Juru taman bukanlah orang yang bekerja mengurus taman istana. Yang dimaksud juru taman ternyata ya seperti profesi make up artist sekarang, yaitu juru dandan Sultan Demak.
Pramoedya menggambarkan sosok Jafar sebagai pemuda yang cantik. “Lebih cantik dari seorang wanita,” tulis Pramoedya di Arus Balik. Artinya penampilannya lemah gemulai.
Jafar disebut lahir di Trengganu di Semenanjung Malaka. Ia anak dari paman Gelar.
“Jafar, mungkin karena kecantikannya ditarik oleh Sultan Trenggono jadi pengawal pribadi dan pelayan. Karena keistimewaan kedudukannya ia dijuluki Juru Taman, menjurutamani Sultan,” tulis Pramoedya.
Gelar punya paman di Trengganu? Bukankah orang tua gelar adalah petani yang kemudian menjadi senopati Tuban bernama Wiranggaleng?
Wiranggaleng bukan ayah kandung Gelar. Gelar adalah anak Syahbandar Tuba Tholib Sungkar Az-Zubaid dengan Idayu. “Semua orang Portugis di Maluku tahu cerita gila tentang Moro gila bernama Tholib Sungkar Az-Zubaid,” tulis Pramoedya.
Tholib Sungkar Az-Zubaid memiliki adik yang tinggal di Trengganu dan memiliki anak bernama Jafar.

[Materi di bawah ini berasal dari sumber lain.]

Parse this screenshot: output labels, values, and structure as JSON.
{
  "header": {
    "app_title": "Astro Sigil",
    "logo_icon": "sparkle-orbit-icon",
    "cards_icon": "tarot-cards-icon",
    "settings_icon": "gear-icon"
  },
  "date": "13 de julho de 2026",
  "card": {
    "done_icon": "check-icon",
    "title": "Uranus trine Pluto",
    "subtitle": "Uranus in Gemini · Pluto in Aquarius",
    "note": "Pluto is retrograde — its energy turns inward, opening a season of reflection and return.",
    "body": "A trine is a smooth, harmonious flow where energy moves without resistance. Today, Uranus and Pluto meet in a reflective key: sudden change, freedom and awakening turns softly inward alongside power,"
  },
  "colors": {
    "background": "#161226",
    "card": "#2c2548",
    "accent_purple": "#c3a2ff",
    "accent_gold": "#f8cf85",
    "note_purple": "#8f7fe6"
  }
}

Begitulah kisahnya.
Jafar kemudian membunuh Sultan Tenggrono. Alasannya karena dendam terhadap perbuatan Trenggono kepada dirinya yang sudah-sudah.
Pembununuhannya dilakukan di Blambangan, saat Trenggono membawa 40 ribu prajurit hendak menyerbu Panarukan, pusat pemerintahan Blambangan. Trenggono menyerbu Blambangan tak hanya denga kekuatan prajurit Demak, melainkan juga mendapat dukungan prajurit Portugis.
Itulah yang membuat Wiranggaleng tak pernah bisa memaafkan Trenggono. Wiranggaleng sebagai senopati Tuban telah membantu Adipati Unus menyerbu Portugis di Malaka, eh, Trenggono yang menggantikan Adipati Unus sebagai Sultan Demak tak mau melanjutkan melawan Portugis.
Sultan Demak Trenggono lebih memilih menguasai Tanah Jawa. Alasannya, jika Tanah Jawa ia kuasai, dari Jawa ia bisa melawan Portugis sehingga Portugis tidak bisa masuk ke Jawa.